Creating this sometimes-breakneck roller-coaster of an adventure tale involved many detours that working in animation over years can allow. “The economics of telling this epic story forced us to choose us to make ‘Sophie’s choices’ over and over and over again,” Ramsey tells Comic Riffs.
Each successive animated film from top studios seems to feature unique technological leaps, to boot -- be it how to render Merida’s hair in Pixar’s recent “Brave,” for instance, or new lighting effects in Disney’s “Wreck-It Ralph.” For “Rise of the Guardians,” Ramsey cites advances in rendering the translucence of skin.

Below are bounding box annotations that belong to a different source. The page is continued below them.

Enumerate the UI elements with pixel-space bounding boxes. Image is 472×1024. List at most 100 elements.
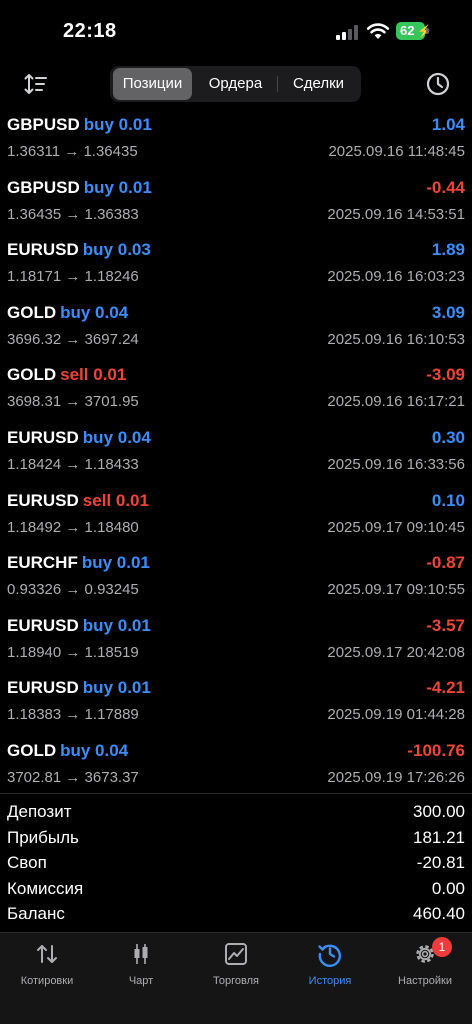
tab-quotes-label: Котировки <box>20 975 74 987</box>
tab-trade-label: Торговля <box>213 975 259 987</box>
tab-settings-label: Настройки <box>398 975 452 987</box>
trade-symbol-line: GOLD sell 0.01 <box>7 365 126 385</box>
trade-direction-volume: buy 0.01 <box>82 678 151 698</box>
trade-row[interactable]: EURUSD buy 0.04 0.30 1.18424 → 1.18433 2025.… <box>0 422 472 485</box>
tab-settings[interactable]: 1 Настройки <box>378 937 472 1001</box>
arrows-updown-icon <box>37 945 57 963</box>
trade-time: 2025.09.17 09:10:55 <box>327 581 465 599</box>
trade-row[interactable]: GBPUSD buy 0.01 1.04 1.36311 → 1.36435 2025.… <box>0 109 472 172</box>
summary-value: 181.21 <box>413 827 465 847</box>
top-bar: Позиции Ордера Сделки <box>0 66 472 102</box>
tab-bar: Котировки Чарт Торговля История 1 Настро… <box>0 932 472 1024</box>
trade-symbol: GOLD <box>7 740 57 760</box>
trade-time: 2025.09.17 09:10:45 <box>327 518 465 536</box>
charging-bolt-icon: ⚡ <box>417 24 432 38</box>
trade-symbol-line: EURUSD buy 0.01 <box>7 616 151 636</box>
trade-row[interactable]: EURCHF buy 0.01 -0.87 0.93326 → 0.93245 2025… <box>0 547 472 610</box>
trade-symbol-line: EURCHF buy 0.01 <box>7 553 150 573</box>
summary-row: Прибыль 181.21 <box>0 826 472 852</box>
summary-label: Прибыль <box>7 827 79 847</box>
trade-prices: 3696.32 → 3697.24 <box>7 330 139 348</box>
trade-row[interactable]: EURUSD sell 0.01 0.10 1.18492 → 1.18480 2025… <box>0 485 472 548</box>
tab-deals[interactable]: Сделки <box>278 68 359 100</box>
summary-row: Комиссия 0.00 <box>0 877 472 903</box>
trade-profit: -3.09 <box>426 365 465 385</box>
trades-list: GBPUSD buy 0.01 1.04 1.36311 → 1.36435 2025.… <box>0 109 472 798</box>
trade-profit: -0.87 <box>426 553 465 573</box>
summary-value: 300.00 <box>413 802 465 821</box>
candlestick-icon <box>134 944 148 964</box>
summary-row: Депозит 300.00 <box>0 800 472 826</box>
trade-prices: 1.18424 → 1.18433 <box>7 455 139 473</box>
sort-icon[interactable] <box>22 70 50 98</box>
tab-orders[interactable]: Ордера <box>195 68 276 100</box>
trade-symbol: GBPUSD <box>7 177 80 197</box>
tab-trade[interactable]: Торговля <box>189 941 283 1001</box>
status-time: 22:18 <box>63 20 117 42</box>
trade-symbol-line: EURUSD sell 0.01 <box>7 491 149 511</box>
trade-time: 2025.09.16 16:33:56 <box>327 455 465 473</box>
battery-level: 62 <box>400 23 415 38</box>
trade-direction-volume: sell 0.01 <box>82 490 149 510</box>
trade-symbol: GOLD <box>7 365 57 385</box>
summary-label: Депозит <box>7 802 72 821</box>
summary-value: 460.40 <box>413 904 465 924</box>
trade-row[interactable]: EURUSD buy 0.03 1.89 1.18171 → 1.18246 2025.… <box>0 234 472 297</box>
trade-symbol: GBPUSD <box>7 115 80 134</box>
tab-history[interactable]: История <box>283 941 377 1001</box>
summary-label: Баланс <box>7 904 65 924</box>
trade-prices: 0.93326 → 0.93245 <box>7 581 139 599</box>
status-bar: 22:18 62 ⚡ <box>0 0 472 60</box>
summary-row: Баланс 460.40 <box>0 902 472 928</box>
trade-row[interactable]: GOLD buy 0.04 -100.76 3702.81 → 3673.37 2025… <box>0 735 472 798</box>
line-chart-icon <box>225 943 247 965</box>
trade-symbol: EURUSD <box>7 490 79 510</box>
battery-icon: 62 ⚡ <box>396 22 432 40</box>
wifi-icon <box>366 23 390 39</box>
account-summary: Депозит 300.00 Прибыль 181.21 Своп -20.81 Коми… <box>0 800 472 928</box>
trade-profit: -4.21 <box>426 678 465 698</box>
trade-symbol-line: GOLD buy 0.04 <box>7 741 128 761</box>
trade-time: 2025.09.16 11:48:45 <box>328 143 465 160</box>
trade-symbol-line: EURUSD buy 0.03 <box>7 240 151 260</box>
trade-profit: 3.09 <box>431 302 465 322</box>
trade-profit: 1.89 <box>431 240 465 260</box>
trade-profit: 0.30 <box>431 427 465 447</box>
trade-symbol-line: GBPUSD buy 0.01 <box>7 115 152 135</box>
trade-prices: 1.18492 → 1.18480 <box>7 518 139 536</box>
trade-symbol: GOLD <box>7 302 57 322</box>
trade-row[interactable]: GOLD buy 0.04 3.09 3696.32 → 3697.24 2025.09… <box>0 297 472 360</box>
trade-row[interactable]: EURUSD buy 0.01 -3.57 1.18940 → 1.18519 2025… <box>0 610 472 673</box>
tab-history-label: История <box>308 975 352 987</box>
trade-row[interactable]: GOLD sell 0.01 -3.09 3698.31 → 3701.95 2025.… <box>0 359 472 422</box>
trade-time: 2025.09.19 01:44:28 <box>327 706 465 724</box>
trade-time: 2025.09.16 16:10:53 <box>327 330 465 348</box>
cellular-signal-icon <box>336 24 360 40</box>
trade-direction-volume: buy 0.01 <box>82 615 151 635</box>
segmented-control: Позиции Ордера Сделки <box>110 66 361 102</box>
trade-symbol: EURUSD <box>7 427 79 447</box>
trade-time: 2025.09.16 16:03:23 <box>327 268 465 286</box>
trade-row[interactable]: GBPUSD buy 0.01 -0.44 1.36435 → 1.36383 2025… <box>0 172 472 235</box>
trade-direction-volume: buy 0.01 <box>83 115 152 134</box>
trade-symbol-line: EURUSD buy 0.04 <box>7 428 151 448</box>
trade-row[interactable]: EURUSD buy 0.01 -4.21 1.18383 → 1.17889 2025… <box>0 672 472 735</box>
tab-positions[interactable]: Позиции <box>113 68 192 100</box>
summary-row: Своп -20.81 <box>0 851 472 877</box>
tab-chart[interactable]: Чарт <box>94 941 188 1001</box>
summary-label: Своп <box>7 853 47 873</box>
clock-icon[interactable] <box>424 70 452 98</box>
trade-symbol: EURCHF <box>7 553 78 573</box>
trade-symbol: EURUSD <box>7 678 79 698</box>
history-icon <box>318 944 342 967</box>
trade-symbol-line: GBPUSD buy 0.01 <box>7 178 152 198</box>
tab-quotes[interactable]: Котировки <box>0 941 94 1001</box>
trade-direction-volume: buy 0.01 <box>83 177 152 197</box>
trade-prices: 1.18171 → 1.18246 <box>7 268 139 286</box>
trade-prices: 1.18940 → 1.18519 <box>7 643 139 661</box>
trade-time: 2025.09.19 17:26:26 <box>327 768 465 786</box>
trade-prices: 1.36311 → 1.36435 <box>7 143 138 160</box>
trade-symbol-line: GOLD buy 0.04 <box>7 303 128 323</box>
trade-profit: 0.10 <box>431 490 465 510</box>
trade-prices: 1.36435 → 1.36383 <box>7 205 139 223</box>
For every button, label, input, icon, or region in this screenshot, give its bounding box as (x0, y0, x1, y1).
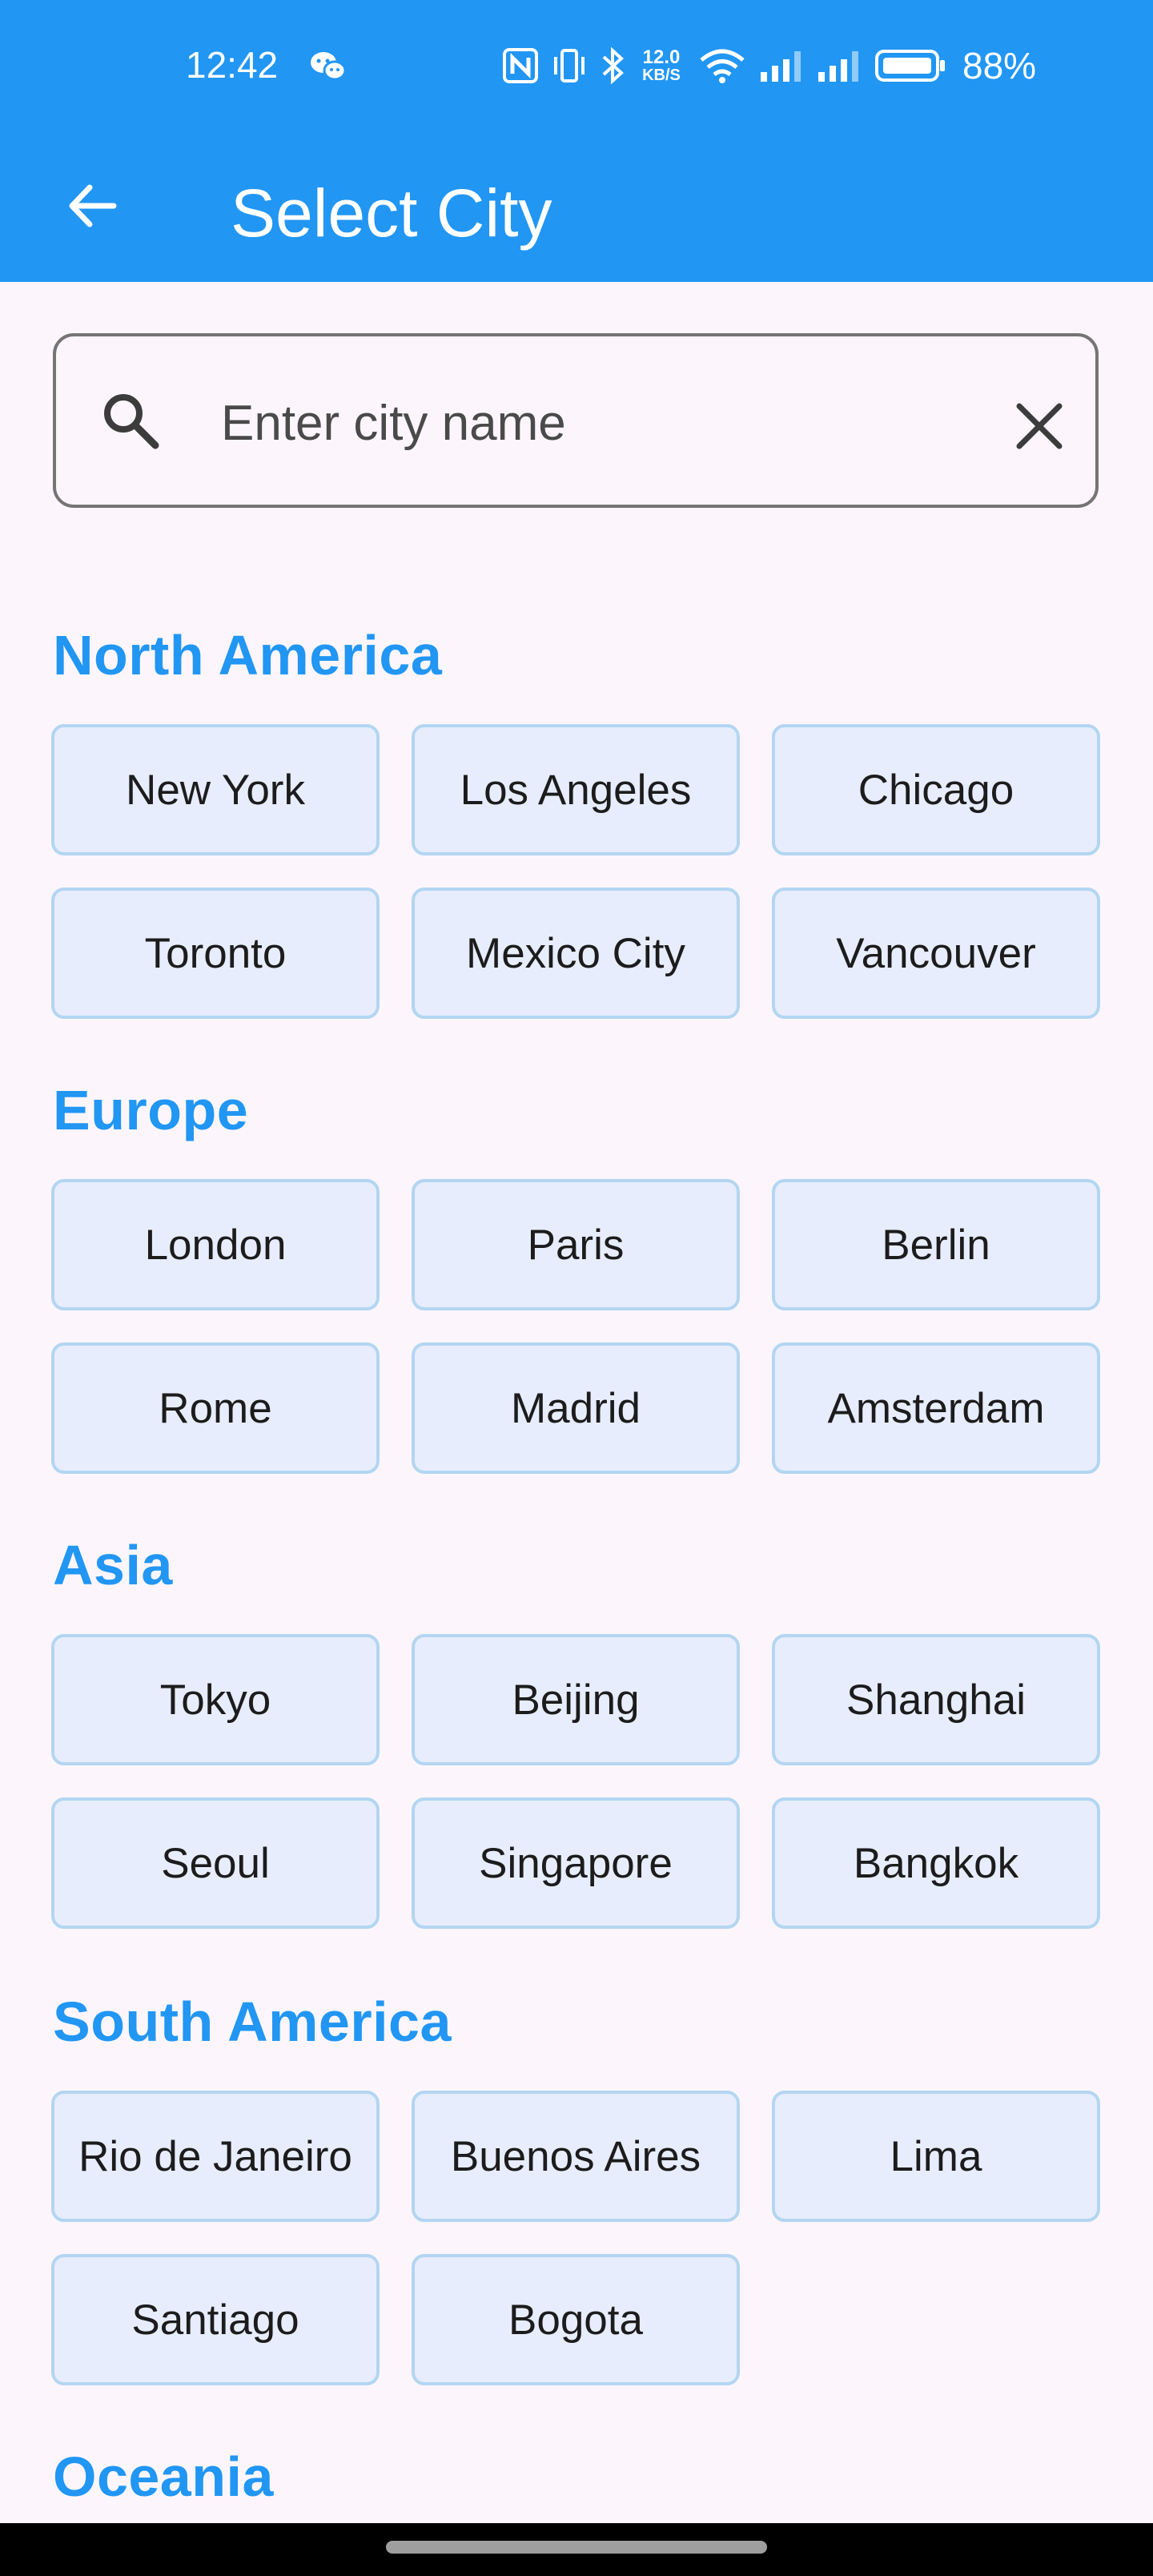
city-chip[interactable]: Amsterdam (772, 1342, 1100, 1474)
wifi-icon (698, 47, 746, 84)
city-chip[interactable]: Tokyo (51, 1634, 380, 1765)
battery-icon (874, 48, 946, 83)
city-chip[interactable]: Los Angeles (412, 724, 740, 855)
city-chip[interactable]: Santiago (51, 2254, 380, 2385)
signal-icon (817, 50, 862, 82)
back-button[interactable] (48, 163, 136, 252)
city-chip[interactable]: Singapore (412, 1797, 740, 1929)
region-header: North America (53, 624, 443, 686)
home-gesture-handle[interactable] (386, 2541, 767, 2554)
city-chip[interactable]: Bogota (412, 2254, 740, 2385)
search-input[interactable] (221, 383, 910, 463)
close-icon (1014, 401, 1064, 455)
city-chip[interactable]: Madrid (412, 1342, 740, 1474)
search-field[interactable] (53, 333, 1099, 508)
city-chip[interactable]: Shanghai (772, 1634, 1100, 1765)
network-speed-value: 12.0 (642, 46, 681, 68)
region-header: Asia (53, 1534, 173, 1596)
city-chip[interactable]: Chicago (772, 724, 1100, 855)
battery-percent: 88% (962, 45, 1037, 87)
page-title: Select City (231, 175, 552, 251)
city-chip[interactable]: Vancouver (772, 888, 1100, 1019)
region-header: Europe (53, 1079, 249, 1141)
city-chip[interactable]: Mexico City (412, 888, 740, 1019)
region-header: South America (53, 1990, 452, 2053)
clear-button[interactable] (1001, 389, 1078, 466)
city-chip[interactable]: Toronto (51, 888, 380, 1019)
app-bar: Select City (0, 133, 1153, 282)
nfc-icon (503, 48, 538, 83)
city-chip[interactable]: Rome (51, 1342, 380, 1474)
search-icon (98, 388, 165, 459)
vibrate-icon (551, 47, 588, 84)
network-speed: 12.0 KB/S (637, 46, 685, 84)
arrow-left-icon (64, 178, 120, 238)
status-time: 12:42 (186, 44, 279, 86)
city-chip[interactable]: Berlin (772, 1179, 1100, 1310)
city-chip[interactable]: Paris (412, 1179, 740, 1310)
wechat-icon (309, 50, 348, 87)
network-speed-unit: KB/S (642, 66, 681, 84)
region-header: Oceania (53, 2445, 274, 2508)
city-chip[interactable]: Rio de Janeiro (51, 2091, 380, 2222)
city-chip[interactable]: New York (51, 724, 380, 855)
city-chip[interactable]: London (51, 1179, 380, 1310)
status-bar: 12:42 12.0 KB/S 88% (0, 0, 1153, 133)
system-nav-bar (0, 2523, 1153, 2576)
city-chip[interactable]: Lima (772, 2091, 1100, 2222)
city-chip[interactable]: Beijing (412, 1634, 740, 1765)
bluetooth-icon (601, 47, 625, 84)
city-chip[interactable]: Bangkok (772, 1797, 1100, 1929)
city-chip[interactable]: Buenos Aires (412, 2091, 740, 2222)
city-chip[interactable]: Seoul (51, 1797, 380, 1929)
signal-icon (759, 50, 804, 82)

“David Prescott brought that to the project based on the way light actually moves through skin,” the director says.
Ramsey also underscores the benefits of having the great Roger Deakins aboard as a cinematography consultant. “You can see his influence in the environment and the expert eye of realism -- this really real physical world that we place the characters in,” Ramsey says.
Having literally put the finishing postproduction touches on the film just last month, Ramsey only now is coming up for air, surveying audience reactions especially to the scenes with the deepest emotional beats -- “in one key scene, you can hear a pin drop.” But one audience’s reaction was most rewarding of all.
“When my parents saw that I was called ‘the Obama of animation,’ they teared up,” Ramsey says. “That made me proud.”